American Cancer Society
Funds cancer research, patient support programs, and prevention education nationwide.
An empty house in Somerset is rarely a free asset — property taxes, insurance, and upkeep continue whether anyone lives there or not. A charitable donation ends those costs and replaces them with a fair-market-value deduction.
Pulaski County
County
12,108
Residents
A traditional Somerset sale means agent fees, staging, repairs, and months of open houses. A donation transfers title directly — none of that applies.
A property donation in Somerset skips the public listing, the open houses, and the price history that a sale leaves on the record.
A Somerset sale generates a stack of settlement paperwork. A donation produces a single qualified appraisal and a charity acknowledgment letter — the two documents that substantiate the gift at tax time.
Turn your property into a second chance at life.
MatchingDonors.com is a 501(c)(3) that connects patients in need of a transplant with living altruistic organ donors — the first organization to facilitate an organ transplant through the internet. Real estate gifts are converted into operating support, helping patients find a match in months instead of years on the national waiting list.
Real estate gifts routed to MatchingDonors.com receive prioritized handling — clear title transfer, fair-market-value appraisal, and a deduction letter inside 60 days. Proceeds fund the matching platform that has connected over 15,000 registered donors with patients in need.
See how much impact your property could make.
Well-known 501(c)(3) charities serving Somerset — local branches plus national organizations that accept real estate.

Funds cancer research, patient support programs, and prevention education nationwide.
Delivers emergency response, blood services, and disaster recovery across the country.
Funds job training and employment placement programs through donated goods and community services.
Runs youth programs, fitness facilities, and community services that strengthen local neighborhoods.
Builds and repairs affordable homes alongside families working toward stable, long-term homeownership.
Raw land is one of the hardest assets to sell — it draws a narrow pool of buyers and earns nothing while it waits. Yet undeveloped parcels around Pulaski County still generate a property tax bill every year.
Qualified charities accept vacant land as readily as houses. A donation turns an idle, cost-only holding near Somerset into a fair-market-value deduction without the long marketing period a lot usually demands.
A transparent, four-step process ensures a smooth transition from property to philanthropy. (The exact process may differ between organizations, these are the general phases)
Your charity will conduct a preliminary assessment of your property's market value and suitability for donation.
Their experts handle title searches, environmental checks, and prepare all necessary transfer paperwork.
The property is officially transferred to the charity. You receive IRS Form 8283 for tax deduction purposes.

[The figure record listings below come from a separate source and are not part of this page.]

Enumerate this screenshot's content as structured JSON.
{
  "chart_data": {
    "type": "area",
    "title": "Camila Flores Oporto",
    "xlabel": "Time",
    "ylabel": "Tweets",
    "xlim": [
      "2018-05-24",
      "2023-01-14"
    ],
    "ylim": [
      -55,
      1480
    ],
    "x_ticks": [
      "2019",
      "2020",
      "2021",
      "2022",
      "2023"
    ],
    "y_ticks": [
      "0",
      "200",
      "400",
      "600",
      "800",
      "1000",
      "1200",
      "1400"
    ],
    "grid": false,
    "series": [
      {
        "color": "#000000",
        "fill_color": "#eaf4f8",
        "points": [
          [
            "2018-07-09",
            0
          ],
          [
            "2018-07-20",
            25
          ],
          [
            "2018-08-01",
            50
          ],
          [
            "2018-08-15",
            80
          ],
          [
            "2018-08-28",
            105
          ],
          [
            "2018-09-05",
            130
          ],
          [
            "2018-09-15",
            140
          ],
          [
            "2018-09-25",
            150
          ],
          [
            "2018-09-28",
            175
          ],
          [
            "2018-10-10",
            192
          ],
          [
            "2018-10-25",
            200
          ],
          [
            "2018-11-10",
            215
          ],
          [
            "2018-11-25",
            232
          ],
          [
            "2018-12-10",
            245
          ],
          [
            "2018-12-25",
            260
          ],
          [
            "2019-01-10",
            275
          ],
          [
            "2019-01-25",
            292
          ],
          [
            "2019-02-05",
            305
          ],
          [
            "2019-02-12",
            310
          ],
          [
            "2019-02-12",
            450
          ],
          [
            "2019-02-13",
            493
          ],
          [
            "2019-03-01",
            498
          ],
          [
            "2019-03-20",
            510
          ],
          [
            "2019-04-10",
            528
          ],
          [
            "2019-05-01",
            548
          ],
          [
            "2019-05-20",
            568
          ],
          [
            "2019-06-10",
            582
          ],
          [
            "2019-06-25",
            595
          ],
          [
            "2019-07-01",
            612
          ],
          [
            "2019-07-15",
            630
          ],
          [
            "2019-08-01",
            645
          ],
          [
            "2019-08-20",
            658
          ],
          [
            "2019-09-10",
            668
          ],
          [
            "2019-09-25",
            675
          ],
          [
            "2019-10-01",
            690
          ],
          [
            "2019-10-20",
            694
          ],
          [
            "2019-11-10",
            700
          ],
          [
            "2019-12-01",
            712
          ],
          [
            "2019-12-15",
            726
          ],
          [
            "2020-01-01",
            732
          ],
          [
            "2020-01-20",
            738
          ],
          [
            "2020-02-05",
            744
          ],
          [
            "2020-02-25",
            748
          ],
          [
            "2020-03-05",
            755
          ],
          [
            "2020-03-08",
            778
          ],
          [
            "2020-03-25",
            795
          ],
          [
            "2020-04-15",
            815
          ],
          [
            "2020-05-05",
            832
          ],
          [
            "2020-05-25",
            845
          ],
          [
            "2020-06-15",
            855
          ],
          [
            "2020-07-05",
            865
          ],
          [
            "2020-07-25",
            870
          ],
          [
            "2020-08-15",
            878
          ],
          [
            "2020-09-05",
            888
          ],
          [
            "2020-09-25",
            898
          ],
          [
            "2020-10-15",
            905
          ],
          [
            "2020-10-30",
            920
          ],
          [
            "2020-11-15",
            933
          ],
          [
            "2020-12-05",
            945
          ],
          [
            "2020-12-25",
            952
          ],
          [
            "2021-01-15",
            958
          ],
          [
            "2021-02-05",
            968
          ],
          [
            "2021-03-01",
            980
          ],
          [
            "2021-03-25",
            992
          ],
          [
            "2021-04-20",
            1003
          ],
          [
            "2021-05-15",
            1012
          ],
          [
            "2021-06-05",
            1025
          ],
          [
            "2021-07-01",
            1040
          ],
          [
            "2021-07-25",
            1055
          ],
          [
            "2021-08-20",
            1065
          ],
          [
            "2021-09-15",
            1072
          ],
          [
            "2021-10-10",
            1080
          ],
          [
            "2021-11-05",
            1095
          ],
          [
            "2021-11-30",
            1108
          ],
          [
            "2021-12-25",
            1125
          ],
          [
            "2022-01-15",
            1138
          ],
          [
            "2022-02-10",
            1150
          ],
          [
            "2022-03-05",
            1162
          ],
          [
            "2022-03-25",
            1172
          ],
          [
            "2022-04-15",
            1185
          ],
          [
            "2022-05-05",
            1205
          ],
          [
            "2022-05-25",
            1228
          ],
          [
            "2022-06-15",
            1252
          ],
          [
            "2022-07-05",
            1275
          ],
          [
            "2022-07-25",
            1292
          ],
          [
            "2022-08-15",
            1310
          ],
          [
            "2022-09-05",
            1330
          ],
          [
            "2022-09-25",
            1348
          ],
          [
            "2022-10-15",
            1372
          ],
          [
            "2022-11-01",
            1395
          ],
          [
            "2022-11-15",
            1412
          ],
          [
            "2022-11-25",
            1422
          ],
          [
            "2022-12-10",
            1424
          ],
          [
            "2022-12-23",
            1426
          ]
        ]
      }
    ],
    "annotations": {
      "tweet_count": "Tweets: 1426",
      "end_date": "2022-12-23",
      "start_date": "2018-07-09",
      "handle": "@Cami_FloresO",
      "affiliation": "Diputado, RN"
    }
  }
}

The property is sold and proceeds are distributed to your chosen charity to fund their mission.
A Somerset sale nets you cash, but only after agent commissions, closing costs, repairs, and capital gains tax are subtracted. What reaches your pocket is a fraction of the headline price.
A donation removes those subtractions. There is no commission and no capital gains event, and the charitable deduction is calculated on the property's full fair market value rather than the reduced net of a sale.
Straight answers on donating real estate, the tax treatment, and what to expect.
Often yes. Liens and unpaid property taxes add steps but do not automatically disqualify a gift. The receiving charity reviews any encumbrances during its assessment and explains how they affect the donation.
Yes. Farmland, ranch land, and other agricultural property can be donated like any other real estate. Acreage with crops, leases, or water rights is reviewed by the receiving charity during assessment.
The deduction applies to the tax year in which the title transfer is completed. Donors aiming to claim it in a particular year often start early enough to leave room for the appraisal and title review before December 31.
For property held more than a year and given to a public charity, the deduction is generally the fair market value set by a qualified appraisal. The actual tax savings depend on your appraised value, income, and filing situation, so confirm the figure with your tax advisor.
A charitable deduction only lowers your taxes if you itemize. If you take the standard deduction, a property gift still avoids capital gains and ends the carrying costs, but the charitable write-off itself would not apply — your tax advisor can weigh this for your situation.
No. A valuation request is informational and carries no cost or obligation. You can review the estimate and decide whether a donation makes sense for you.
Find vetted real-estate-accepting charities elsewhere in the country.